It’s coming up to three years since Directors of Public Health and their local public health teams moved formally into local authorities.
Both before and after this transition, much progress has been made towards developing creative ways of improving public health and reducing health inequalities. Many local authorities were already active on a number of areas of sustainability or environmental improvement such as reducing waste, improving air quality, maximising energy efficiency, sustainable social care and protecting green belt or playing fields.
However, considerable challenges remain in linking these actions to improving public health at the local level.
One challenge is the increasing pressures on local government budgets (and those of its partners). Another is the difficulty in balancing activities to serve the needs of current populations alongside measures that might be vital to future generations. This can make sustainability, or environmental protection, look like an expense that can be postponed until the hard times are over.
There are two reasons why, in my view, this is not a sensible approach.
One is a negative argument; the hard times may not be over soon. Difficult choices will continue to be made both for today and for the future.

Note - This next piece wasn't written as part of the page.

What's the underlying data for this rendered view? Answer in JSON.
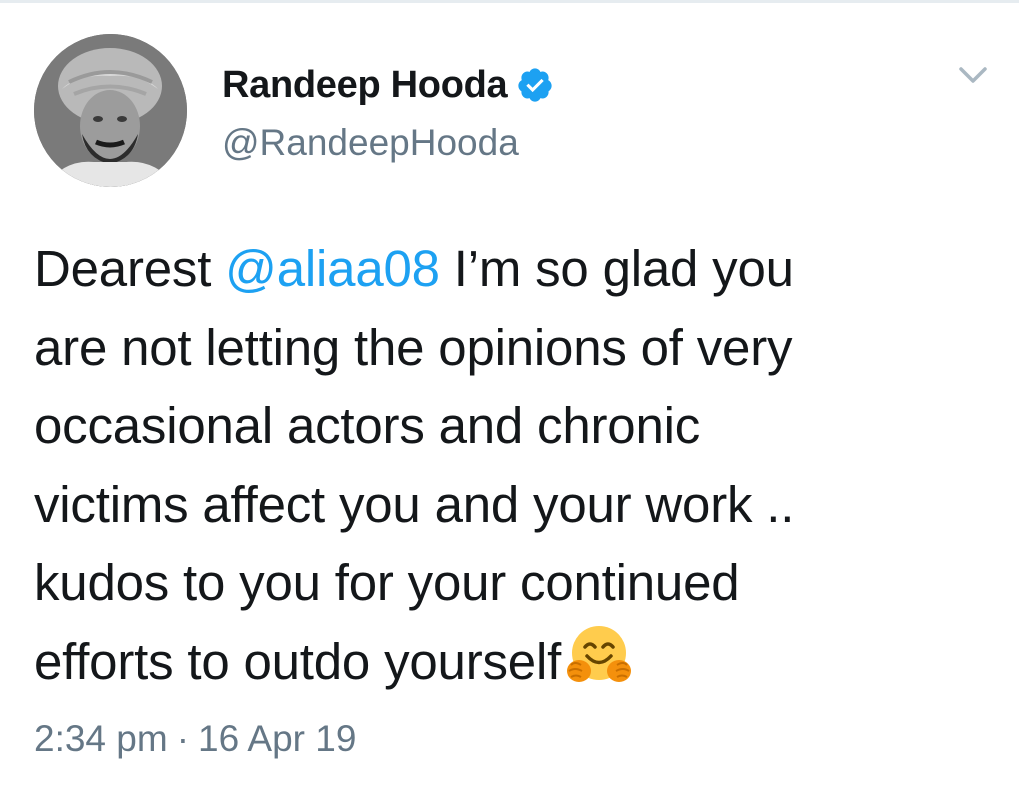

Fortunately the other argument is more positive. Many of the actions we need to take to enhance our environment (and help achieve a sustainable economy) are also good for public health and good for the health of those alive today as well as future generations. This is set out with extraordinary clarity by the second Lancet Commission on Climate Change and Health which describes its central finding as ‘tackling climate change could be the greatest global health opportunity of the 21st Century’.
Finally, as outlined in the opening sentence of PHE’s narrative on sustainability, ‘the health and wellbeing of the public, now and in the future, depends on us living within limits and developing all sustainable assets - environmentally, economically and socially’. The narrative was agreed by the Sustainability and Climate Change Programme Board in October 2015; it is intended to inform and engage PHE leadership and staff but also to be relevant and understandable to partners and the public.
So the questions are how to take forward sustainability in a time of austerity and what would help local government to grasp this challenge? There are no simple answers to this but several key steps are probably required.
- One is to secure a degree of understanding and commitment from local populations on some of the key measures, which will both protect the environment and improve public health, and which can be taken at local level.
- Another is a better set of mechanisms for firstly estimating, and secondly capturing, the wide range of benefits that would result from sustainability initiatives; such a ‘return on investment tool’ would help both in selecting priorities for local action and in auditing that the expected outcomes had been achieved.
- Finally, local councils need to feel they are not being asked to do this all on their own.
In relation to securing understanding and commitment, there are a number of ways that PHE may be able to help. We have a set of robust evidence reviews and publications which we are planning to place in a repository, initially for access by public health professionals. We realise that shorter and more accessible material will be needed for public engagement, possibly tailored to the different measures on sustainability which are under consideration locally.
Also on the evidence base, the Sustainable Development Unit (SDU), jointly supported by NHSE and PHE, has recently launched a Local Implementation Toolkit. This toolkit has four areas for action and 12 themes, covering issues such as housing, travel, food, jobs, natural environment and green space among others. This allows local authorities to identify and share good practice on sustainability.
In addition PHE has already begun work to help local authorities identify best buys for public health including the Spending and Outcomes Tool and further work on capturing return on investment.
The final challenge of joining local to national work on sustainability is one that PHE’s new Sustainability and Climate Change Programme Board will be addressing through its Implementation and Communications work-stream. In support of this the SDU and PHE will be facilitating a master-class organised by the Association of Directors of Public Health, hopefully early in 2016.. PHE is also contributing to a Sustainability and Health Special Interest Group recently established by the Faculty of Public Health. We hope from this to ensure the main priorities for sustainable practice at local level are shared with and supported by national partners and fed into national plans to protect and improve public health.
This work is particularly timely as this as the 2015 Paris Climate Conference, also known as COP 21 (the COP stands for Conference Of Parties and this is the 21st such conference), has just taken place. I am pleased to say that PHE formally endorsed the WHO call for action on Climate Change and health in advance of this conference . If we needed a reminder this makes clear that improving sustainability is not just a local challenge but a national and, indeed an international one as well.